Immediate Actions To Take If Your Car’s Brakes Fail While Driving

Experiencing brake failure while driving, especially at high speeds, is undoubtedly one of the most terrifying situations a driver can face. It’s essential to remain calm and take immediate actions to bring your vehicle to a safe stop. According to Mechanicbase, Here are immediate action you should take if you find yourself in such a predicament:

Stay Calm and Focused:

Panic can exacerbate the situation, making it even more dangerous. Deep breaths and a clear mind can help you make better decisions.

Pump the Brake Pedal:

If you suspect that your brakes have failed, the first step is to pump the brake pedal rapidly. This action can help to build up brake fluid pressure. If you have an anti-lock braking system (ABS), avoid pumping and apply steady pressure instead.

Downshift Your Vehicle:

Regardless of whether you’re driving an automatic or manual transmission, downshifting can help reduce speed. In a manual, shift to a lower gear, and for an automatic, use the ‘L’ or ‘2’ setting.

Use the Emergency Brake:

Also known as the parking brake, the emergency brake operates separately from the main brake system. Engage it slowly and firmly to avoid skidding. Remember, this brake isn’t as effective as the primary system, so it may take longer to bring the vehicle to a stop.

Swerve Safely, If Necessary:

If you’re quickly approaching a hazard, you might need to swerve. Ensure you check your mirrors and blind spots before changing lanes. It’s crucial to maintain control of the steering wheel to prevent losing control of the car.

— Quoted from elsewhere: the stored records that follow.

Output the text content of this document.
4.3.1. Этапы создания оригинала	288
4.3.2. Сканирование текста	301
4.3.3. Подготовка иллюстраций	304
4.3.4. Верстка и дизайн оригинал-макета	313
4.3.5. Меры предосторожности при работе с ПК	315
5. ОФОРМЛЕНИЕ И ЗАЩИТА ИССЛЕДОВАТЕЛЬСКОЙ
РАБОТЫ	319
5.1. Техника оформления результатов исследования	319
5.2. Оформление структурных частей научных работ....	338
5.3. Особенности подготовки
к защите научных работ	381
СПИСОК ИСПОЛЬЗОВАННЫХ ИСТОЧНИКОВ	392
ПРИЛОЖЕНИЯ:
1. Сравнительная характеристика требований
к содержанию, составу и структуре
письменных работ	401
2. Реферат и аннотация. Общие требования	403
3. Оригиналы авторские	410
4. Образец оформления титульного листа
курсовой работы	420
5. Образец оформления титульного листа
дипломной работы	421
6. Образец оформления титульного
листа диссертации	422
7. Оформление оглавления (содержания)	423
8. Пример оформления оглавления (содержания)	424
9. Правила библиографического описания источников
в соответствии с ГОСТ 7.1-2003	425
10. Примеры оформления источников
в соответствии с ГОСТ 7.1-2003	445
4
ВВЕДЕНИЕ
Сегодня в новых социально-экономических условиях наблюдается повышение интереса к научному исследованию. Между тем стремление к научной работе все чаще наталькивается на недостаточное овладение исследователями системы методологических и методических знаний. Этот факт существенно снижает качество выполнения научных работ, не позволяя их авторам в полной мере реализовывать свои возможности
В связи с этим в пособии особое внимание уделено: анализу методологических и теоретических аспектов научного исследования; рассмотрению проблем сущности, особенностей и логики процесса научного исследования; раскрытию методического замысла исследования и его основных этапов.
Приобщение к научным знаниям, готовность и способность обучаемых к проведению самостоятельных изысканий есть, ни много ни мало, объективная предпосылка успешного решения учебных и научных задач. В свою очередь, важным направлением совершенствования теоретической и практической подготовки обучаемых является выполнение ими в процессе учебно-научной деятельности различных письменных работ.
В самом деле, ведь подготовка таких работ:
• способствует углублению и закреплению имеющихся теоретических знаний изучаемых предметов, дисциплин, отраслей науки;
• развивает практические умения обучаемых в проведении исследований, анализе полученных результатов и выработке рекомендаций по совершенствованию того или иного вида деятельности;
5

Honk and Flash Your Lights:

Alert other drivers about your situation. The more they know, the more they can accommodate your car’s unpredictable movements.

Look for an Escape Route:

If you’re on a highway, aim for the shoulder or an exit. On city streets, look for open parking lots or wide streets. If you’re going downhill, search for an upward slope or a gravel shoulder to help slow down the car.

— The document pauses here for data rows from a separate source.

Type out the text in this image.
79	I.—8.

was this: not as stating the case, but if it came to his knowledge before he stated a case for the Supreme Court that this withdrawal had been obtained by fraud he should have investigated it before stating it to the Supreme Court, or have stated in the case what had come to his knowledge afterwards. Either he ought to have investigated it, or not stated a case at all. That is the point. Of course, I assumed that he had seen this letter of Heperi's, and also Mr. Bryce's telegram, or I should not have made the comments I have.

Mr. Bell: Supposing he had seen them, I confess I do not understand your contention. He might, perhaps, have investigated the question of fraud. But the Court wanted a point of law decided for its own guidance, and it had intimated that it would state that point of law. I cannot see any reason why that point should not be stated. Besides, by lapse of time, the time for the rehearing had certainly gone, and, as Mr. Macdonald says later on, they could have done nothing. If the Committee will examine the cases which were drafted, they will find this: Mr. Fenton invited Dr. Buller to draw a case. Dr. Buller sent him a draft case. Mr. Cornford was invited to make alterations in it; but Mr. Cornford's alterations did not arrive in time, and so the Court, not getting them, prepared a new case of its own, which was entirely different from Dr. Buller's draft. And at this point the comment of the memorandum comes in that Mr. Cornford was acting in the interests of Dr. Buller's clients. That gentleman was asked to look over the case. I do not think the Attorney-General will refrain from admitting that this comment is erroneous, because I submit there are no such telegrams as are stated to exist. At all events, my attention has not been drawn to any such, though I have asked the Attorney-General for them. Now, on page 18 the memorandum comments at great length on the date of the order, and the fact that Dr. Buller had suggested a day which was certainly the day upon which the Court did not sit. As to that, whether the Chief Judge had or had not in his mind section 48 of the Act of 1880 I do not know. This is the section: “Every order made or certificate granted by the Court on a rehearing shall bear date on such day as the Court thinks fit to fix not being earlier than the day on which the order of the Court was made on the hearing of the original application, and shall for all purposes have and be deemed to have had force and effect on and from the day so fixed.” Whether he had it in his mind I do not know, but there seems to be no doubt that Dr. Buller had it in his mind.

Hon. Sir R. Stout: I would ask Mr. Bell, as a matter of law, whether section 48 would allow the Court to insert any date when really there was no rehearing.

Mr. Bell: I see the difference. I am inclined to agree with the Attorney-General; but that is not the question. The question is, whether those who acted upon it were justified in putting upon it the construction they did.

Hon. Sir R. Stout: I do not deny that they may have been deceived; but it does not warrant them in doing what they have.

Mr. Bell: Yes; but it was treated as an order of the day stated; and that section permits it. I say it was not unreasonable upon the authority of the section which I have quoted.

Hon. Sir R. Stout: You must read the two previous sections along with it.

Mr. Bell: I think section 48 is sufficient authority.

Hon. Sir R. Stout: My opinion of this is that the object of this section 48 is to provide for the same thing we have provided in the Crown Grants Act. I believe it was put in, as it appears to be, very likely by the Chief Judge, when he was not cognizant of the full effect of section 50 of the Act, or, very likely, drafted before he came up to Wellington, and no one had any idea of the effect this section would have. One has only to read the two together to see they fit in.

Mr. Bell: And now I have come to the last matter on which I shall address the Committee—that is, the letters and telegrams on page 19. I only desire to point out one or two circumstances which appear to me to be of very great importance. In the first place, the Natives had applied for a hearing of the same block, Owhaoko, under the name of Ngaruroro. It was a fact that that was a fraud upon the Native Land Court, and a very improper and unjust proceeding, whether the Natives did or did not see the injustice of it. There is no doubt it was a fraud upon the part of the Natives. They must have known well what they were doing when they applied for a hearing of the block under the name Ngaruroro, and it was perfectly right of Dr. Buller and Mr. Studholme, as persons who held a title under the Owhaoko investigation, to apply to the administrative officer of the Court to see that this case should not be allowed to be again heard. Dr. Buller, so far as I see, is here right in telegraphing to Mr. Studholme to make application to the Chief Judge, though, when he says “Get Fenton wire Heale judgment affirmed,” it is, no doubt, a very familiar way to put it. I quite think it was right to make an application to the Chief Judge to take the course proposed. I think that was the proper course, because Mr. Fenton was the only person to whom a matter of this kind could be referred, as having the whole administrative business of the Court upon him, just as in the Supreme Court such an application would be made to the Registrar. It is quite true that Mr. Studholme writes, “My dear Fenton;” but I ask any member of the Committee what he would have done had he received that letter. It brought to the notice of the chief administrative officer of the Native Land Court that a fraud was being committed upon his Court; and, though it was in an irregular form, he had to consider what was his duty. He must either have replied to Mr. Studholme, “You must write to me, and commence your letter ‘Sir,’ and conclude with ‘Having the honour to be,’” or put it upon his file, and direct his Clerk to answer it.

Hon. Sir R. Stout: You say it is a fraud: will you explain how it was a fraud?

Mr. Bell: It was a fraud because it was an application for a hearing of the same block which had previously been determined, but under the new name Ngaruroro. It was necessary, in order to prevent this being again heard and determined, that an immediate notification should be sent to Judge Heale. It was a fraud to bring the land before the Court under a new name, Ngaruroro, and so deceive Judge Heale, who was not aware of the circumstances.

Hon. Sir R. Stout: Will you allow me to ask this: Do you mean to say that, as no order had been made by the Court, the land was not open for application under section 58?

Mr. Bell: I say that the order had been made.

Turn Off the Engine, But Do It With Caution:

Turning off the engine can help in slowing down the car, but it may also disable power steering, making it harder to turn. If you choose this option, ensure you only turn the ignition to the “OFF” position, not “LOCK,” to avoid locking the steering wheel.

Once Stopped, Stay Inside

If you manage to bring your car to a stop, stay inside until you’re certain it’s safe to exit. Turn on your hazard lights, and if you have them, set up cones or warning triangles.